L’innalzamento dei prezzi dei medicinali è una pratica che è stata adottata dalla maggior parte dei ospedali pubblici in Cina dal 1950; permette agli ospedali di vendere farmaci con margini di profitto di solito a un tasso del 15 per cento al di sopra dei prezzi. Il suo scopo era quello di compensare la carenza di fondi per l’assistenza sanitaria da parte del governo, ed entrò a far parte degli stipendi dei medici, creando però una spirale negativa caratterizzata da un eccesso di prescrizioni.

Nel 2015, i redditi da visite di controllo, test e materiali di trattamento medico rappresentavano circa il 66 per cento delle entrate dei servizi medici della città, mentre i redditi da professionalità e lavoro del personale medico, come ad esempio diagnosi, chirurgia, trattamento e cura, che sono strettamente correlati per la qualità dei servizi medici, hanno rappresentato solo il 34 per cento.

Si intende prosciugare il canale per fare soldi attraverso l’eccesso di prescrizioni e aiutare i medici che forniscono migliori trattamenti e altri servizi. Un’altra importante novità introdotta dal piano di riforma è la cancellazione della quota di iscrizione e la tassa di consulenza, che sarà sostituito da un unico servizio medico a pagamento.

Il terzo livello degli ospedali, cioè gli ospedali pubblici di più alto livello in Cina, ad esempio, addebiteranno una tassa di servizio medico per i servizi ambulatoriali offerti dai suoi medici per la medicina generale di 50 yuan, per i medici associati di 60 yuan, per i primari di 80 yuan, per gli esperti di fama di 100 yuan. Le spese di registrazione e di consulenza combinate saranno meno di 20 yuan.

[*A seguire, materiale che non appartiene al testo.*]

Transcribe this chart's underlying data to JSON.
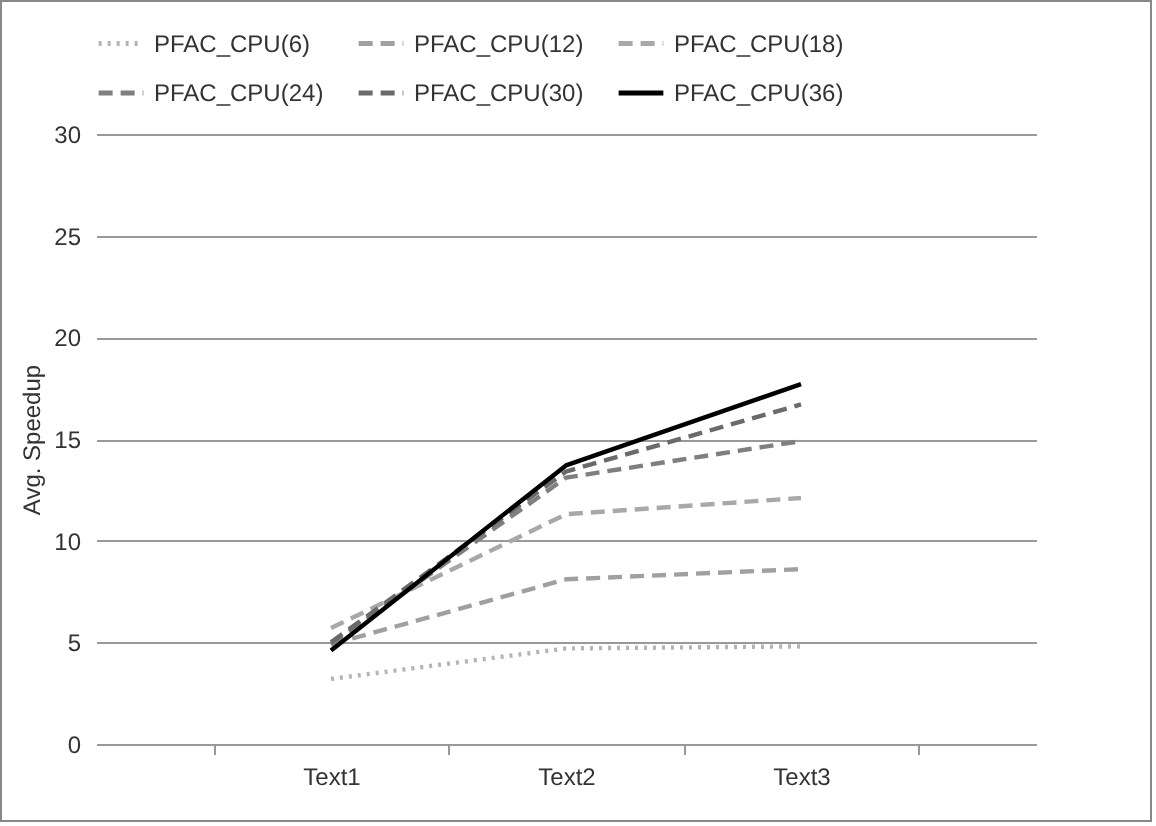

Per i pazienti che hanno bisogno di un trattamento di emergenza, si pagheranno 70 yuan e la tassa di servizio medico per una degenza sarà di 100 yuan a letto al giorno. La Previdenza Sociale di Pechino ha rinnovato le sue politiche di assicurazione medica, rendendo rimborsabile la quota del servizio medico nei sistemi di assicurazione medica di base per i dipendenti urbani così come i residenti urbani e rurali.